A good PRNG should satisfy its randomness criteria by a number of tests that comprise the NIST analysis suite. Specifically, the probability, or p-value, of each of the tests should be greater than $0.01$ for any bitstream to be regarded as random. The proposed encryption scheme is subjected to the NIST suite of tests, over a large number of lengthy bit sequences, and successfully passes each of them. As an illustration,

Table 18. NIST analysis on the RGB color channels of the encrypted Lena image.

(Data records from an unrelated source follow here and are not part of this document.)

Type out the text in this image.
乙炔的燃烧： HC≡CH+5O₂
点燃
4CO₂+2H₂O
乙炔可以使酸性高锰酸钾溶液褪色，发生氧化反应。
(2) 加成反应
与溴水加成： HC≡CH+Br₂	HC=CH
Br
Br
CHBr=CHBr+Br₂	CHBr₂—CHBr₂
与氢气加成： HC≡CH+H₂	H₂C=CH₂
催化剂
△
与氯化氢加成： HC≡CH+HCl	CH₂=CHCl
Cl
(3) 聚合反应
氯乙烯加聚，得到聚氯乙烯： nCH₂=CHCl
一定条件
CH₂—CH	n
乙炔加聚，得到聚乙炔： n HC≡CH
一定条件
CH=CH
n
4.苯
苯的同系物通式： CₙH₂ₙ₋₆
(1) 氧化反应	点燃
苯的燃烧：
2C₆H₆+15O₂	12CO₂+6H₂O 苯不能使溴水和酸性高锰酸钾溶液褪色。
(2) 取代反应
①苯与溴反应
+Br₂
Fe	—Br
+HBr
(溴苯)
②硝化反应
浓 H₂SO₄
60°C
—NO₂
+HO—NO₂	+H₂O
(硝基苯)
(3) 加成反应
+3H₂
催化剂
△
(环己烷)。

Test Name	Red	Green	Blue	Remarks
Frequency	$0.612882$	$0.273620$	$0.426467$	Success
Block Frequency	$0.431942$	$0.338326$	$0.545500$	Success
Run (m = 75,221)	$0.239030$	$0.252482$	$0.103463$	Success
Long runs of ones	$0.907470$	$0.993509$	$0.650024$	Success
Rank	$0.839897$	$0.669290$	$0.934658$	Success
Spectral FFT	$0.504492$	$0.722283$	$0.962204$	Success
Non overlapping	$0.611940$	$0.669954$	$0.552968$	Success
Overlapping	$0.491780$	$0.502543$	$0.554045$	Success
Universal	$0.431557$	$0.016275$	$0.375857$	Success
Serial	$0.750796$	$0.094145$	$0.836764$	Success
Serial	$0.786736$	$0.214226$	$0.637876$	Success
Approx. Entropy	$0.701255$	$0.182486$	$0.781052$	Success
Cumulative sum forward	$0.941731$	$0.455203$	$0.368786$	Success
Cumulative sum reverse	$0.534965$	$0.347123$	$0.551838$	Success

shows the results of the NIST analysis of each of the color channels of the encrypted Lena image. It is clear that the values for all the tests are indeed larger than $0.01$, indicating the success of the proposed image encryption scheme at passing the NIST analysis.

5. Conclusions

This paper proposed an RGB image encryption scheme that makes use of Shannon’s ideas of confusion and diffusion. The proposed scheme is implemented in three stages. In the first stage, Rule 30 cellular automaton is utilized to generate the first key. In the second stage, a well-designed S-box is utilized to create the needed non-linearity and complexity. Finally, in the third stage, a solution of the Lorenz system is used to generate the second key. The performance of the scheme was evaluated utilizing different metrics, statistically and differentially. Those included a histogram analysis and its associated ${\chi }^2$ computations, a correlation coefficient analysis, MSE, PSNR, MAE, information entropy, an execution time analysis, a differential attack analysis (in terms of NPCR and UACI), a key space analysis, and a NIST analysis. The computed results suggest that the proposed scheme is resistant against any statistical, differential, or brute-force attacks. Moreover, on carrying out comparisons with counterpart image encryption schemes from the literature, the proposed color image encryption scheme exhibited either a comparable or a superior security performance. Nevertheless, the proposed scheme does not come without limitations. The Lorenz system utilized in the third stage is dissipative and has a comparatively poor ergodic property in comparison with conservative chaotic dynamical systems. Such systems have improved distribution in phase space while also exhibiting high ergodicity, sometimes at the expense of being more computationally complex. Future work could tackle this issue, attempting to find a dynamical system with a trade-off among high ergodicity, improved distribution in phase space, and low computational complexity.